Some lawmakers are not waiting on a final investigation outcome to address the cluster munitions issue. Senators Dianne Feinstein (D-Calif.), Patrick Leahy (D-Vt.), Barbara Mikulski (D-Md.), and Bernard Sanders (I-Vt.) introduced legislation Feb. 14 to prohibit U.S. use, sale, or transfer of cluster munitions that have submunitions with failure rates greater than one percent. The bill also requires that cluster munitions only be used against “clearly defined military targets” and not in areas where civilians are present or normally inhabit. The president for national security reasons could waive the first restriction on failure rates, but not the second limitation.
Feinstein and Leahy proposed similar legislation last year as an amendment to the annual defense spending bill, but the Senate rejected it 70-30. Opponents argued the measure might impair U.S. military operations.
U.S. policy since the fall of 2004 has prohibited the Pentagon from procuring new cluster munitions with submunitions that have failure rates greater than one percent. The policy, however, does not forbid U.S. armed forces from using some 5.5 million older, stockpiled cluster munitions that might not meet the higher performance standard.
“The impact of unexploded cluster bombs on civilian populations has been devastating,” Feinstein said Feb. 14, citing estimates that past U.S. use of such weapons in Afghanistan, Iraq, Kuwait, and Laos has caused thousands of civilian casualties. She also noted that she had been motivated in part by “recent developments in Lebanon.”
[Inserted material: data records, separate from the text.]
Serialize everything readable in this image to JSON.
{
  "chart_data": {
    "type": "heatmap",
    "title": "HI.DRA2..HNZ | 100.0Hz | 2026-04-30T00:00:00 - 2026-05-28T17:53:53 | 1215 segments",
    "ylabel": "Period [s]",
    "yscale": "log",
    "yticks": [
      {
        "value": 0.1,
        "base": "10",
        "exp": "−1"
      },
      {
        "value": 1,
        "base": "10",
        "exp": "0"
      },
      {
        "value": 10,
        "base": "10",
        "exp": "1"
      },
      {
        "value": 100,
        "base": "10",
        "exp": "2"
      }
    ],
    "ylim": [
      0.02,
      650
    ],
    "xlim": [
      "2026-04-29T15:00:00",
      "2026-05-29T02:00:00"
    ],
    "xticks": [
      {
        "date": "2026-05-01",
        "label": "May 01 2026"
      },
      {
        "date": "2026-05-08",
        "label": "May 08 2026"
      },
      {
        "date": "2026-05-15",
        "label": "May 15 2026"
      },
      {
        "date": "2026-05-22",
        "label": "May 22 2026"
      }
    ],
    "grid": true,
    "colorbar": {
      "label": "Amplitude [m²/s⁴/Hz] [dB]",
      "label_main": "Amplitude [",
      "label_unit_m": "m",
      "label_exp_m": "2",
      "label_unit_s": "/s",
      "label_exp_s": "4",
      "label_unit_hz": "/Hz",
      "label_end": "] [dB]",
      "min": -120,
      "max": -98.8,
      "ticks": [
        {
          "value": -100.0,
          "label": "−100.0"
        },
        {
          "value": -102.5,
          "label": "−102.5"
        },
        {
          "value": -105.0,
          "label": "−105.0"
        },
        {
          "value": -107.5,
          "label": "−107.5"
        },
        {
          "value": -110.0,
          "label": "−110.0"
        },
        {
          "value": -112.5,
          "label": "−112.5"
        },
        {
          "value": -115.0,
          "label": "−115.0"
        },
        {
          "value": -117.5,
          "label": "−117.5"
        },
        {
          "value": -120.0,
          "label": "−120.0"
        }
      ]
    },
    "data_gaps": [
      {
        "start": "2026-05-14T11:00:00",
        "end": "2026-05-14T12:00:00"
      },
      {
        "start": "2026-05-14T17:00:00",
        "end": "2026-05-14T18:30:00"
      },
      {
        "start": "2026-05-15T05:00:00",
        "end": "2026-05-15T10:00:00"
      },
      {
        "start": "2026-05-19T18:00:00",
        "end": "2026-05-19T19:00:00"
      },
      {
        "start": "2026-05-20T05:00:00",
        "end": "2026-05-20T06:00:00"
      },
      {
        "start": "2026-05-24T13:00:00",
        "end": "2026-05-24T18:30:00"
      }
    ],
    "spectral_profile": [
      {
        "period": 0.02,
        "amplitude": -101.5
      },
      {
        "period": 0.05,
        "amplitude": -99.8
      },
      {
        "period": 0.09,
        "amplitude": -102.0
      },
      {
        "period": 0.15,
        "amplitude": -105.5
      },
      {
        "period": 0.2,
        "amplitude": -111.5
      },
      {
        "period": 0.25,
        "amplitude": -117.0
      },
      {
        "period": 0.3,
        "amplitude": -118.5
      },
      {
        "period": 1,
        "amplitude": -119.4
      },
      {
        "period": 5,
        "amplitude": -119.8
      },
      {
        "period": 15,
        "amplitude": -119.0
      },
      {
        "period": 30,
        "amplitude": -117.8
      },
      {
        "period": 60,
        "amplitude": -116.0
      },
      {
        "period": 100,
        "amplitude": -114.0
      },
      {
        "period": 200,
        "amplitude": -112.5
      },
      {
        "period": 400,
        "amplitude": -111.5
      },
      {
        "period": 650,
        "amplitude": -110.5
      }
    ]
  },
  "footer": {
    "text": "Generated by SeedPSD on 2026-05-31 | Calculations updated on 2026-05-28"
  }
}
Israeli officials contend they took every precaution to avoid civilian casualties, including warnings to noncombatants through leaflets, talks with local leaders, and phone calls to evacuate areas where Hezbollah fighters were present. Still, the Israel Defense Forces (IDF) initiated a review last November of its cluster munitions use in Lebanon.
David Siegel, a spokesperson for the Israeli Embassy in Washington, told Arms Control Today Feb. 21 that the IDF inquiry was “still underway” but nearing completion. He also said Israel had provided “detailed responses” to U.S. investigators.
In the conflict’s aftermath, Siegel also said Israel had provided assistance “as extensive as possible,” including maps, coordinates, and training, to help locate and clear the cluster munitions remnants. Some UN officials and nongovernmental humanitarian and demining groups have contended that Israel has not given enough specific details to help with the cleanup.
Governments, including the United States, have donated at least $21.5 million for cleaning up and disposing of the cluster submunitions contaminating southern Lebanon. The UN Mine Action Service predicts the work might be completed by the end of this year.
Meanwhile, 46 governments agreed Feb. 23 in Oslo, Norway, to negotiate by 2008 a legally-binding treaty to ban cluster munitions that cause “unacceptable harm to civilians.” Participating countries, which currently do not include Israel or the United States, will meet again in May in Lima, Peru.